Castleville is a "god-view" game, with no player avatar, and hero NPCs are charged with carrying the story by assigning quests, offering suggestions or having narrative arcs of their own that the player helps fulfill. Marx decided to re-use a couple of iconic characters from the Facebook version, but mostly invented new heroes to refresh the experience. When the player discovers a hero, they can unlock different zones and crafting, get new quests or valuable rare objects -- the heroes drive player immersion and the extended core loop.
But Marx says mobile CastleVille encountered some challenges when it came to balancing the story with the game progression. "Since we were really experimenting and learning, we didn't take into account how long it would take the players to come up through the levels," she says. "So there were not enough quests."
Crucially, the player must have a sense of continual movement and achievement, she advises: "A really silly mistake I made was that there were three tasks per quest, and tasks that would require the player to level up twice to complete that quest. You realize... you just have a player sitting there stuck on one quest for a really long time, which is a bad idea. You want to keep them engaged and keep them going. There were places where all three tasks required the same workshop, and you've locked up that workshop; you've locked the player on that task."

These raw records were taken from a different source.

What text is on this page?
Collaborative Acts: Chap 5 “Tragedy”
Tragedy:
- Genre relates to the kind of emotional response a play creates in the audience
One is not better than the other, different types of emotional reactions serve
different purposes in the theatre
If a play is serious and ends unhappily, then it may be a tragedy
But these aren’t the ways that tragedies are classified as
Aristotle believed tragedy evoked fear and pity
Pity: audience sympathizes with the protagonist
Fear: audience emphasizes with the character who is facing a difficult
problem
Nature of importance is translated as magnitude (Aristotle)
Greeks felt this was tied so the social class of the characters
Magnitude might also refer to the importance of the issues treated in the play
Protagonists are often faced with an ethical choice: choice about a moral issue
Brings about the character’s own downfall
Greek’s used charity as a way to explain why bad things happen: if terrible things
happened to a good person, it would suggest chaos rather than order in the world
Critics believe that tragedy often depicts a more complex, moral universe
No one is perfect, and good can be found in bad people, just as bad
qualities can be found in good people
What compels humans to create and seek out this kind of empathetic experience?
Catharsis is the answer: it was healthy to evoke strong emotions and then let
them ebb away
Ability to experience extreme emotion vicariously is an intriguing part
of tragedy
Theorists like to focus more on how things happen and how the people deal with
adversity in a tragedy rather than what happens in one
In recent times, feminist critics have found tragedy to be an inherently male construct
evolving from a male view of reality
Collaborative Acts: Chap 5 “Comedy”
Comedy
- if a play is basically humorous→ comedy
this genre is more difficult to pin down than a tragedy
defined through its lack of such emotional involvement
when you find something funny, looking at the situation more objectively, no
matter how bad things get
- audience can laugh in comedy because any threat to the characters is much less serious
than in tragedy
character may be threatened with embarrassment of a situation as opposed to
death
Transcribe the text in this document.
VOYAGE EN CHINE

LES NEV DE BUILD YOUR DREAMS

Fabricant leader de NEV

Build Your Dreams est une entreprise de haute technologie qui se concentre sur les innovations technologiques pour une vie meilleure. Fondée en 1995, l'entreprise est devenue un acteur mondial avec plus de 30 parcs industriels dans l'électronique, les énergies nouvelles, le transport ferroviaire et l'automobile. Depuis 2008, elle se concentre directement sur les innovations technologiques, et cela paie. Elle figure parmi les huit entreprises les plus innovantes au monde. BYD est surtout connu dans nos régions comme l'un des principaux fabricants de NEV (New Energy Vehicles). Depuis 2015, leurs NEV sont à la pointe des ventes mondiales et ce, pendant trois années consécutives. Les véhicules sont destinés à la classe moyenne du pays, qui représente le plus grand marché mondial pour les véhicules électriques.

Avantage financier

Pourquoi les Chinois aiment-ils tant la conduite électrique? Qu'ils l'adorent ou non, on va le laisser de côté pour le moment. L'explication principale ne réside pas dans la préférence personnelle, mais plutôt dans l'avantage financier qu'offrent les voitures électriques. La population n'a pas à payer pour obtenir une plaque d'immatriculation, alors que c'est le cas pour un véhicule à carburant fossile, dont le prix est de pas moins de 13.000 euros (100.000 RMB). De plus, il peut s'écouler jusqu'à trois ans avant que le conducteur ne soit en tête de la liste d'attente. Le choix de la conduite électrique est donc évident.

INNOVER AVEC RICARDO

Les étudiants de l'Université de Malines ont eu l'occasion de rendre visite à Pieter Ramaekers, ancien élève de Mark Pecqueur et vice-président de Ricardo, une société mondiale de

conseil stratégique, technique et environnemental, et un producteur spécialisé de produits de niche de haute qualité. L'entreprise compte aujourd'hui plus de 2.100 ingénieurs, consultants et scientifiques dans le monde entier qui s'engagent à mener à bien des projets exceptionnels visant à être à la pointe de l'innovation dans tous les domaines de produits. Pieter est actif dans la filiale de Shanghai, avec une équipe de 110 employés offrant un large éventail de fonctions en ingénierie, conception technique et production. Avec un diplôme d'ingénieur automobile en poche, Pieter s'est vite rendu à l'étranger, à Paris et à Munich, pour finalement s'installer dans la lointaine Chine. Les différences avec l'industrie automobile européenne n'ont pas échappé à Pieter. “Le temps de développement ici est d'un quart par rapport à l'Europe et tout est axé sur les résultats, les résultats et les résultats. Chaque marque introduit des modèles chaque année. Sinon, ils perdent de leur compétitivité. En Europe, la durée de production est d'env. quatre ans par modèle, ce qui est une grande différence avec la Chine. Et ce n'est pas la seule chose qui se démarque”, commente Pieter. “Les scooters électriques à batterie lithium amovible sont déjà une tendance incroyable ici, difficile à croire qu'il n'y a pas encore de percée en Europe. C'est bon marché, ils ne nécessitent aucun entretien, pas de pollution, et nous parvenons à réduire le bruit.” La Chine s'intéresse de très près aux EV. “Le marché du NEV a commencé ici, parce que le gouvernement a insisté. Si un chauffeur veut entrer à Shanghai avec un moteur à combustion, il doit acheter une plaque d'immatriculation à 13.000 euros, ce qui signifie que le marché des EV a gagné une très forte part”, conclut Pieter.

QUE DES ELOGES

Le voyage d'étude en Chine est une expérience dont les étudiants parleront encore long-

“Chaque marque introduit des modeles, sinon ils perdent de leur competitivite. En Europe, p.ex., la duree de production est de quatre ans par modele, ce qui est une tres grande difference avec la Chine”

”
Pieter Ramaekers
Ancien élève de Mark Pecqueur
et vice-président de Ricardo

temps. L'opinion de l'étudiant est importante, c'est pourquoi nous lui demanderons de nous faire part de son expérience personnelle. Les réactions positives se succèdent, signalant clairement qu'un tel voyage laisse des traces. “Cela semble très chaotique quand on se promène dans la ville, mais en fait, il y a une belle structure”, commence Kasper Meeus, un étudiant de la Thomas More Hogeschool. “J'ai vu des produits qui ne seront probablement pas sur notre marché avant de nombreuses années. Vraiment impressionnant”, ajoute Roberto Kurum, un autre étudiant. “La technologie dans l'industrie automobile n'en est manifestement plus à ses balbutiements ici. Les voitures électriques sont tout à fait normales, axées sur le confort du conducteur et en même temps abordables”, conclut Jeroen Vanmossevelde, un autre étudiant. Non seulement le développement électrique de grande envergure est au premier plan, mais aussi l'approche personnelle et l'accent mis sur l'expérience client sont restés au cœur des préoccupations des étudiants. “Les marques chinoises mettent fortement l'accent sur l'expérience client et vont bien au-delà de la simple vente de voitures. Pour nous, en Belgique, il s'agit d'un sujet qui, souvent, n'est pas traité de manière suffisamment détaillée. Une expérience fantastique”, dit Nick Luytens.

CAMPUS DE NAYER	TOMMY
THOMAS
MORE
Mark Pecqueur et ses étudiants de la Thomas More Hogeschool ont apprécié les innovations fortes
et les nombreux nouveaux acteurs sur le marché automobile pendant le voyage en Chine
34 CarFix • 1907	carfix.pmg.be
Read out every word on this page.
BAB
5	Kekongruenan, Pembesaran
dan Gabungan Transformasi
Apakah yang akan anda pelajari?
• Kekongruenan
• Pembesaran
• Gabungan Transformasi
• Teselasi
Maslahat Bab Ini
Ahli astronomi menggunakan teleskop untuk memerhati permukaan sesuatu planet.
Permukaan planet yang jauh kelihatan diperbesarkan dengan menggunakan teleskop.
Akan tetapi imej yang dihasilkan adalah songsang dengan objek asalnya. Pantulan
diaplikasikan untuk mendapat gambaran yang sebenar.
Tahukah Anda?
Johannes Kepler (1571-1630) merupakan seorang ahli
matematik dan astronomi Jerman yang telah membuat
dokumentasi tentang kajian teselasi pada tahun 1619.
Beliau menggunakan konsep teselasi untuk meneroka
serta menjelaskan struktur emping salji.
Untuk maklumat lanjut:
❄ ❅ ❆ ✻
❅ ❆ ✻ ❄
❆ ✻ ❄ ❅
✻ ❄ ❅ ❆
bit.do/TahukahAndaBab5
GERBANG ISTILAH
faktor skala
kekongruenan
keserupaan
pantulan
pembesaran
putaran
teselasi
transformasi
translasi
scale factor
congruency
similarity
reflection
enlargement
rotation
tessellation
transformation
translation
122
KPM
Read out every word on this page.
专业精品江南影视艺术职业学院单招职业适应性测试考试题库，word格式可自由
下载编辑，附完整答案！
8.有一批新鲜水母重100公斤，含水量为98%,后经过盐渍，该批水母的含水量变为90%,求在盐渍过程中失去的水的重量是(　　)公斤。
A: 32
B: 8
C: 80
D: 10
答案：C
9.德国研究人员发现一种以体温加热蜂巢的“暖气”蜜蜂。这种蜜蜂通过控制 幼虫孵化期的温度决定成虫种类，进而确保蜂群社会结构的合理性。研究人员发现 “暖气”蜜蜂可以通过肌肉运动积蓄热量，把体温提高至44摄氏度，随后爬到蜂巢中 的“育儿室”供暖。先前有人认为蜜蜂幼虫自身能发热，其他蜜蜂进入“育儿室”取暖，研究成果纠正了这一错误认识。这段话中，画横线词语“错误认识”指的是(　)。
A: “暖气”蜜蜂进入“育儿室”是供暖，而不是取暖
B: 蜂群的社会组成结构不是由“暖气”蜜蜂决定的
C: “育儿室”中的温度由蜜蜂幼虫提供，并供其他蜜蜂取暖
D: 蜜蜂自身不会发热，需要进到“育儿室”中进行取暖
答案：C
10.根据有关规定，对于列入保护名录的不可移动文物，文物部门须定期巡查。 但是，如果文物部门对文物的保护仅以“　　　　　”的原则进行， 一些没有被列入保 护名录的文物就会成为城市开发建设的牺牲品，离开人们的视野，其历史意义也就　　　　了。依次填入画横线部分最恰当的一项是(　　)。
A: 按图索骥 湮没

The game also involves events that occur from time to time to encourage and entertain players; these require a wide funnel so that the lowest-level players aren't barred from participating. But since CastleVille's heroes get unlocked by player progression, events accessible to most players would have only a few heroes unlocked or available. It made it harder, says Marx, to make diverse and interesting events using only the three characters avaiable to beginning players.
Marx's key learnings from CastleVille mobile includes the idea the open-ended narrative is essential to evergreen games, and episodic or modular storytelling serves persistent worlds. Game writing, she says, is the "haiku of storytelling," especially for mobile, and writers should concentrate on what they can do with a limited amount of text.
Create enough quests to keep players from being stuck and being aimless, and use the "breadcrumbing" technique to make players feel that their smaller tasks are leading to a larger whole. And don't be afraid to repeat, so that players will always retain the information.